The only way to achieve this is by acting by your laid down rules, nothing more nothing less.
When you do this, you will notice that every step you take in the market is already calculated and thought out and you will have the courage and satisfaction that the trades you take would eventually lead to profit.
You can’t decide to run the forex market as a business without being timely.
To be successful in trading entails that you continuously check the market for potential trading action;
you must check all opened positions and price action frequently, some traders use 4 hours interval as a basis for looking out for potential trades.
You have to check price actions from time to time so as not to miss out on potential trades that would have made a great profit for you.
Creating a Business Plan
We have been talking about trading strategies and plans, but how do we go about developing them?
They are no doubt instrumental in trading and can be the only thing that could turn your trading career around.
Before any business is created, a plan must have been written, this plan is indispensable for success as an industrialist.
Your business plan is a roadmap or a written document that describes in detail how your business is going to achieve its goals.
Trading the forex market as a business requires that you initially create a business plan which will contain your goals, strategies, risk management plan, and other relevant information’s; this written document will serve as a foundation for your trading activities. The following steps will lead you in creating an effective business plan.
- Step 1: develop a goal, i.e., what you plan to achieve within a specified period, it could be in a week, a month, or a year.
- Step 2: put in place profitable trading strategies to carry out the goals you have in mind, this strategy must have been tested before you use them for trading. Sometimes it may take a more extended period to develop a profitable trading plan, but don’t give up keep developing new ones and test them; eventually, you would find a strategy that would be highly effective.
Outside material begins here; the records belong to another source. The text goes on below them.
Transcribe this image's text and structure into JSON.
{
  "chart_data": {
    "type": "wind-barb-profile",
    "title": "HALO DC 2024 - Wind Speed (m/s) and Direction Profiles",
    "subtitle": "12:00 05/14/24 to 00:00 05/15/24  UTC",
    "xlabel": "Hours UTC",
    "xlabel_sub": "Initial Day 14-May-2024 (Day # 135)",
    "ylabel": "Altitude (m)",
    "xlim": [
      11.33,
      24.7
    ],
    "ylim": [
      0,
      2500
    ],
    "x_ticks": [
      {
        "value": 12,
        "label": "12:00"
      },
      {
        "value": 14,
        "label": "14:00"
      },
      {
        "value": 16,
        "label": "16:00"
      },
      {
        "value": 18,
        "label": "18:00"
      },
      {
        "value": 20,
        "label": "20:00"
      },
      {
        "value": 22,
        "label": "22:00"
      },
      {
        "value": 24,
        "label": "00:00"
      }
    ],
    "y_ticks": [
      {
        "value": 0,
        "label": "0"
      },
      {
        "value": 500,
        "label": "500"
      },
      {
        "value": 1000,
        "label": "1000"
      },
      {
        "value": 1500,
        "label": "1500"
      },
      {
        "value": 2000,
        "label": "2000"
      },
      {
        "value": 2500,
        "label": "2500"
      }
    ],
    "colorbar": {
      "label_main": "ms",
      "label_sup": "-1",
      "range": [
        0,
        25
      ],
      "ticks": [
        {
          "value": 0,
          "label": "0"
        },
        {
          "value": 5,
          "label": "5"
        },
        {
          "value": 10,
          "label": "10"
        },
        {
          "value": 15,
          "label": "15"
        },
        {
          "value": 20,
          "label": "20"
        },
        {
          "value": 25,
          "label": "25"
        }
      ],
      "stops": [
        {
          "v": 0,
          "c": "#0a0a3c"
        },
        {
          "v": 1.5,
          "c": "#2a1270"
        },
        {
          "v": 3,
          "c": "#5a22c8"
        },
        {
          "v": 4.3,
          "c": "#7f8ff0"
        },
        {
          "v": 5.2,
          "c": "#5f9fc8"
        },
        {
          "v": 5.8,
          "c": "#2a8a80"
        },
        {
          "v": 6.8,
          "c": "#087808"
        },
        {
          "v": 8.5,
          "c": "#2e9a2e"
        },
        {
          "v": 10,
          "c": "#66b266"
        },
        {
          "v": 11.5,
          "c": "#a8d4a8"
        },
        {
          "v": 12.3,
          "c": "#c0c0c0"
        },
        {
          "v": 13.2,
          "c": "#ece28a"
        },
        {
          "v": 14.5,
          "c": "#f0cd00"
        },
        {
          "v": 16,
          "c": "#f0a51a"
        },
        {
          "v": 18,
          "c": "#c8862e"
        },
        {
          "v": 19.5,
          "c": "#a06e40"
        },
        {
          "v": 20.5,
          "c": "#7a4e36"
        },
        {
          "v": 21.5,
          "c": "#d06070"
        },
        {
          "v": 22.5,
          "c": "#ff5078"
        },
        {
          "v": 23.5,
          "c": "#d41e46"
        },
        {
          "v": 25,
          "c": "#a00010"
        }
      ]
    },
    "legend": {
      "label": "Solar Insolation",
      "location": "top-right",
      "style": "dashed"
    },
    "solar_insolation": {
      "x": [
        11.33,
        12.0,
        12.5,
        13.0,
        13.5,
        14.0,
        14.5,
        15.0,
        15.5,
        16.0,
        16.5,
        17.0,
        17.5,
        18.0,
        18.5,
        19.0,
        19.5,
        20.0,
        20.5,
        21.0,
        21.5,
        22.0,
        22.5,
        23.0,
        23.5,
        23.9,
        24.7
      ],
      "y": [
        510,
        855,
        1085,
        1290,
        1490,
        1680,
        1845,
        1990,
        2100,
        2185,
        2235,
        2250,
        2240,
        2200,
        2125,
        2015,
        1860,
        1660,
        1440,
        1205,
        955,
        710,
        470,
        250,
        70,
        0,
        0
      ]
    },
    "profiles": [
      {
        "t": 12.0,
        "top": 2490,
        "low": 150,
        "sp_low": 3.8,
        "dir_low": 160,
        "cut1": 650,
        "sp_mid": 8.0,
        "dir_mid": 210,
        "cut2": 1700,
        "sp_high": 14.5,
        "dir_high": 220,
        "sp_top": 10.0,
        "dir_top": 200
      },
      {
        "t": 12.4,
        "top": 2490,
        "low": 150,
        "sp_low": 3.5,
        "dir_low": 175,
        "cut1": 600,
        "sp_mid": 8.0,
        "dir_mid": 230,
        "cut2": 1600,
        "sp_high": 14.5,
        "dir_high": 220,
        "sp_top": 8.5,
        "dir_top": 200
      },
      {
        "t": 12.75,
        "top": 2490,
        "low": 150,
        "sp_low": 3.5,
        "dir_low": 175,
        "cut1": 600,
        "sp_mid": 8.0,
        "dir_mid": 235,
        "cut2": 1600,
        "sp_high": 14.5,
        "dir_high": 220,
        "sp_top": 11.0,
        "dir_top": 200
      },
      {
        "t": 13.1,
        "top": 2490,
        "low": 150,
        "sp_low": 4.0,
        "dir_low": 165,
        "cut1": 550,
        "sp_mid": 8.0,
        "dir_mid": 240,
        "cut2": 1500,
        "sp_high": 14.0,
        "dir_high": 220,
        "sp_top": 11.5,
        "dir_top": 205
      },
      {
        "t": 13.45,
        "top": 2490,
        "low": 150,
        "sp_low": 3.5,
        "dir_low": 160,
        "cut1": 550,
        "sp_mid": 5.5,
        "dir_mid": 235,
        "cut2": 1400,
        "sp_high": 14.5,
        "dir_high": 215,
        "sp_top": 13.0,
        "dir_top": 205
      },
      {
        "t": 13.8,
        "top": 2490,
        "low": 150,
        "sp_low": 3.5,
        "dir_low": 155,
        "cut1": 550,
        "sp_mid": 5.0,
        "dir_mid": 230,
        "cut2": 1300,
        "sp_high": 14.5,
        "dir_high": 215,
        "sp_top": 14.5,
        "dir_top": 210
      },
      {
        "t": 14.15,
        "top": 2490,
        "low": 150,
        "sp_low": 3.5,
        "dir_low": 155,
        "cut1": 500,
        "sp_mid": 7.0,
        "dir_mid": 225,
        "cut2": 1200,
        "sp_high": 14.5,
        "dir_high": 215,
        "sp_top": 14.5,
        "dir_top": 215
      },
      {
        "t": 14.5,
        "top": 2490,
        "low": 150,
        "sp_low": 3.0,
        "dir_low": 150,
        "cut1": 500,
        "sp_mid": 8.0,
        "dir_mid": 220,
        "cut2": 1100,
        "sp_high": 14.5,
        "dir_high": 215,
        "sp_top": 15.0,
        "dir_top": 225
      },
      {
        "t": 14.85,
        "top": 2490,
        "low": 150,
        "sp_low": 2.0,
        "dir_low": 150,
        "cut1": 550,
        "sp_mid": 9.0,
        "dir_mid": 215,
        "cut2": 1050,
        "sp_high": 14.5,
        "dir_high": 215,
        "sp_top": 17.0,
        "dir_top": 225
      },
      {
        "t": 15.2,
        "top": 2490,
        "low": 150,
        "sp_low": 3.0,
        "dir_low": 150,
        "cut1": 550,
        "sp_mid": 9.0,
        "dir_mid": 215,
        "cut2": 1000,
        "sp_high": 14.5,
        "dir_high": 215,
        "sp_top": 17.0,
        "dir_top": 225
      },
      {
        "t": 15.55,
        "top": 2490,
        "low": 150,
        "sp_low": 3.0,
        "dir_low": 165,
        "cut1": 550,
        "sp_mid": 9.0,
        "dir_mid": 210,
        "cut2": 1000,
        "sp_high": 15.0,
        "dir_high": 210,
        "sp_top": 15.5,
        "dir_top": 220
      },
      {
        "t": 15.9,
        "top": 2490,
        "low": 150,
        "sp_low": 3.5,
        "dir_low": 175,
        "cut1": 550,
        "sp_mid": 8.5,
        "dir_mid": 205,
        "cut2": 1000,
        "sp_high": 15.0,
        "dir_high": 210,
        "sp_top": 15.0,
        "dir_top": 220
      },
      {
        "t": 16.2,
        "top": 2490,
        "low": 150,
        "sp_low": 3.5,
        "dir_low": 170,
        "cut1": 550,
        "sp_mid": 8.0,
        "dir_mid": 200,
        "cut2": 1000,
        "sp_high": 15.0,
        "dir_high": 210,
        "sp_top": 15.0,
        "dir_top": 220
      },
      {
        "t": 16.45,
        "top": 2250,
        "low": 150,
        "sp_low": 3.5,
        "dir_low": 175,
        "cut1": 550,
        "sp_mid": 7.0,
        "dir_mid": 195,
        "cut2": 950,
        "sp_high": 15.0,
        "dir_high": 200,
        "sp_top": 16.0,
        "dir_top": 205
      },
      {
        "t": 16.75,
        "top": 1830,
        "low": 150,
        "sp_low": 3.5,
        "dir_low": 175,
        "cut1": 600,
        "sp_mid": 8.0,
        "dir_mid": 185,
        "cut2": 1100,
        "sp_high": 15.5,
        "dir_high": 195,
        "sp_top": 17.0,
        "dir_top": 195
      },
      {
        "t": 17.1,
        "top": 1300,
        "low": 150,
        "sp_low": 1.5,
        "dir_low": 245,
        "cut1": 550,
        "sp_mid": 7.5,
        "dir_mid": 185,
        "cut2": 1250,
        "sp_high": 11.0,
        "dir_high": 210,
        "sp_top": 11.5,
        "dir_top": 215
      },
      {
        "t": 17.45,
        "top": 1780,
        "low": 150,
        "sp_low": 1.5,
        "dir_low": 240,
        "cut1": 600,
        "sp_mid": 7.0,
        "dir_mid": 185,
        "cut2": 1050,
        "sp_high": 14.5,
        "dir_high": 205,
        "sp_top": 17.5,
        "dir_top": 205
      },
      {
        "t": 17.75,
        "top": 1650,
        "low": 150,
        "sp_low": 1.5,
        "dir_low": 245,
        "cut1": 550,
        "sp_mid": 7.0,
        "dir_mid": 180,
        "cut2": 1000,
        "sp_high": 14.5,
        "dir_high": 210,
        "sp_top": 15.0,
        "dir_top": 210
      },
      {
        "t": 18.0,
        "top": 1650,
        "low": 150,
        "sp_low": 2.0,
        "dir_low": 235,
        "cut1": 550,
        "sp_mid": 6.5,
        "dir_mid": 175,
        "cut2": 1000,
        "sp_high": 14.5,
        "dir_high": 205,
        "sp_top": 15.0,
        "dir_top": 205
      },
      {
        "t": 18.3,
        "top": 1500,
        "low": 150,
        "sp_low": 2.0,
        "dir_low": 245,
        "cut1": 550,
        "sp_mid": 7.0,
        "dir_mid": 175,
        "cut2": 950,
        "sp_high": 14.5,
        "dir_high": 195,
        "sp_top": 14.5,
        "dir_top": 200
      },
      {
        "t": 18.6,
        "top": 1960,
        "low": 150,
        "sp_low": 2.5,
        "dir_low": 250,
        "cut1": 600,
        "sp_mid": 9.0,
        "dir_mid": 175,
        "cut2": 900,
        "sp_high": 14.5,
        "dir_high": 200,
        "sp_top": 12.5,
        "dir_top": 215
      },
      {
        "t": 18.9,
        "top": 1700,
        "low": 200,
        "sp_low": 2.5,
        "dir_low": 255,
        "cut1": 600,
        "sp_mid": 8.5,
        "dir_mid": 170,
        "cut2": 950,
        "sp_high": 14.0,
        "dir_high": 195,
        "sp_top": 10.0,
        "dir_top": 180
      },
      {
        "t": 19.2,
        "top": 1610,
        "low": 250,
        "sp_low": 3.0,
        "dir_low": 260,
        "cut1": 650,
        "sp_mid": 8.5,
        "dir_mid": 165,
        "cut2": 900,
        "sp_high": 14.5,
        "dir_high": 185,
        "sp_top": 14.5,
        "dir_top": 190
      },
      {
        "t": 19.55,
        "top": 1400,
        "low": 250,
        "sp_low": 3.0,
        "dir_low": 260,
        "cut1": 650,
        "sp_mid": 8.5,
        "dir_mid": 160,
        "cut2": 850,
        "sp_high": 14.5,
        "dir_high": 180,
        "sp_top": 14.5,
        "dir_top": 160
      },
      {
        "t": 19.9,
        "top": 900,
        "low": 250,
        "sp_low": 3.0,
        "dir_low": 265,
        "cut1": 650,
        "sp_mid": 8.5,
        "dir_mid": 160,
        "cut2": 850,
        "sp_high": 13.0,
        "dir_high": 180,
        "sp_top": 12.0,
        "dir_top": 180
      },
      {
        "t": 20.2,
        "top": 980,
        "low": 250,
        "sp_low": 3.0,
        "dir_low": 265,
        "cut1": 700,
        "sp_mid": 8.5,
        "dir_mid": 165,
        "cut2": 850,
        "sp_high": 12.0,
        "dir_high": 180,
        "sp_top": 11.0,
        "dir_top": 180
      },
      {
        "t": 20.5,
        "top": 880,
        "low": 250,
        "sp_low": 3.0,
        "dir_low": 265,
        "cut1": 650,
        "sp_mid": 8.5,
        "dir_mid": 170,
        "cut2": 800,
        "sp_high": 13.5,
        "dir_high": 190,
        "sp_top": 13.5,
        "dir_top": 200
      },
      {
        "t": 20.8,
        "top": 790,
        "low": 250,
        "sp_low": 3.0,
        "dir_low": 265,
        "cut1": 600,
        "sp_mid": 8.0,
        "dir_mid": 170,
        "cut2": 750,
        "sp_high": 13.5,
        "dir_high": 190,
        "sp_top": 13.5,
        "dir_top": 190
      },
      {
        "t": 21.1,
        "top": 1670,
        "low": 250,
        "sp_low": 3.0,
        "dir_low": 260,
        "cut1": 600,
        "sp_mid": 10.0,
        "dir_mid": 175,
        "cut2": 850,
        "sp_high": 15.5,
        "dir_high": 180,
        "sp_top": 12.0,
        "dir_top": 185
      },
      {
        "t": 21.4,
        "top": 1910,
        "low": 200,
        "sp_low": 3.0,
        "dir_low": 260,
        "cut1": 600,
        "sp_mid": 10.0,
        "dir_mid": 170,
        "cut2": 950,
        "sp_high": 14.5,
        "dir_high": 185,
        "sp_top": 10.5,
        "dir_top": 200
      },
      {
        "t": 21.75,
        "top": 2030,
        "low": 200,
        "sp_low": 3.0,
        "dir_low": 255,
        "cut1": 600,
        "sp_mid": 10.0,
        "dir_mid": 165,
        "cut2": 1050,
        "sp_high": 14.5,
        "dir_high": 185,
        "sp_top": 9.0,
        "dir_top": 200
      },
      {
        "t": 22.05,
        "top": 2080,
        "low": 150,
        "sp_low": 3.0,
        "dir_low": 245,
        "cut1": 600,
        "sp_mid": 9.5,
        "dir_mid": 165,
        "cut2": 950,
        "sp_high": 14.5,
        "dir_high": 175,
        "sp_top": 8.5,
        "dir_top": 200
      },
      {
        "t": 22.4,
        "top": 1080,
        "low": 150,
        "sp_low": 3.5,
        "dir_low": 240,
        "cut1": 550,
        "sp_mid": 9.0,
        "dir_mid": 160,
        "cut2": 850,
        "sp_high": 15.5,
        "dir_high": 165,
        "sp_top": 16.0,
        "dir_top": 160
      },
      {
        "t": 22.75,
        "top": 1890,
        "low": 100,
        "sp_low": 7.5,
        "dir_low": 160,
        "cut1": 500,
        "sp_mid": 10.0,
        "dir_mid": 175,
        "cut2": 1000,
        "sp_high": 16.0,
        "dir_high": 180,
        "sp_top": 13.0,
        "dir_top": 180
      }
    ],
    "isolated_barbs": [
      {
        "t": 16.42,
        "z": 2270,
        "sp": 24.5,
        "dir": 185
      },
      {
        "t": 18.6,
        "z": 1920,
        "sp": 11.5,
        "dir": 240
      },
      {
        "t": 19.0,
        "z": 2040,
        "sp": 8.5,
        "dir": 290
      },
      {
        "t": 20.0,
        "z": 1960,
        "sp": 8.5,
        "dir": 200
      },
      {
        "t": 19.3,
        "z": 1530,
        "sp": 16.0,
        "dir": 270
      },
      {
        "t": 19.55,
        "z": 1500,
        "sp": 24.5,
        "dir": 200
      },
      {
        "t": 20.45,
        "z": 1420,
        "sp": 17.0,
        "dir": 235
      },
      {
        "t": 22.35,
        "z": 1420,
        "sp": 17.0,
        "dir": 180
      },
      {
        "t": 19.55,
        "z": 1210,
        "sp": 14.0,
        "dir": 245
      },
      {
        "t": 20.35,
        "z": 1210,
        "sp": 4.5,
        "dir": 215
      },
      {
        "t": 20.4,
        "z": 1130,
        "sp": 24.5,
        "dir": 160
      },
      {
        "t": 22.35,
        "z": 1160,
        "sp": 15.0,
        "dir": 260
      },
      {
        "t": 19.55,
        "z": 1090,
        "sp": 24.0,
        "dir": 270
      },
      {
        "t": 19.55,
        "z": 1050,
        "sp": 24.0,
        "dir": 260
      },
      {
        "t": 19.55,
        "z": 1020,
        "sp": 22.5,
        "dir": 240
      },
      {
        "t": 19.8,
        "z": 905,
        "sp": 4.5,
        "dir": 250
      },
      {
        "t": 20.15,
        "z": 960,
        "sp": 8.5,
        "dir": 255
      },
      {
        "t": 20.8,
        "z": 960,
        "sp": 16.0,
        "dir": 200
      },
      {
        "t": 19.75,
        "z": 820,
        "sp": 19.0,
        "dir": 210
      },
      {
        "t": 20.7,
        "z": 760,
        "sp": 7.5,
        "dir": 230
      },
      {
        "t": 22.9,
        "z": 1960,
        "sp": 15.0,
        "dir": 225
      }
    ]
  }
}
- Step 3: After developing a trading strategy, you should also create a risk management plan; this plan would determine the amount of capital you risk on every trades. Most traders risk less than 5% of their capital, you can always increase this percentage based on the amount of courage you have on your trading strategy, but I will advise you to stay between the ranges of 1 – 3%.
After creating your business plan,
Try as much as possible to follow them to the latter end, also combine your plans with consistency, perseverance, discipline, patience, and timeliness.
By doing this,
I assure you with the time you would be running a business that worth thousands of dollars; this amount is dependent on the volume of capital you are willing to risk.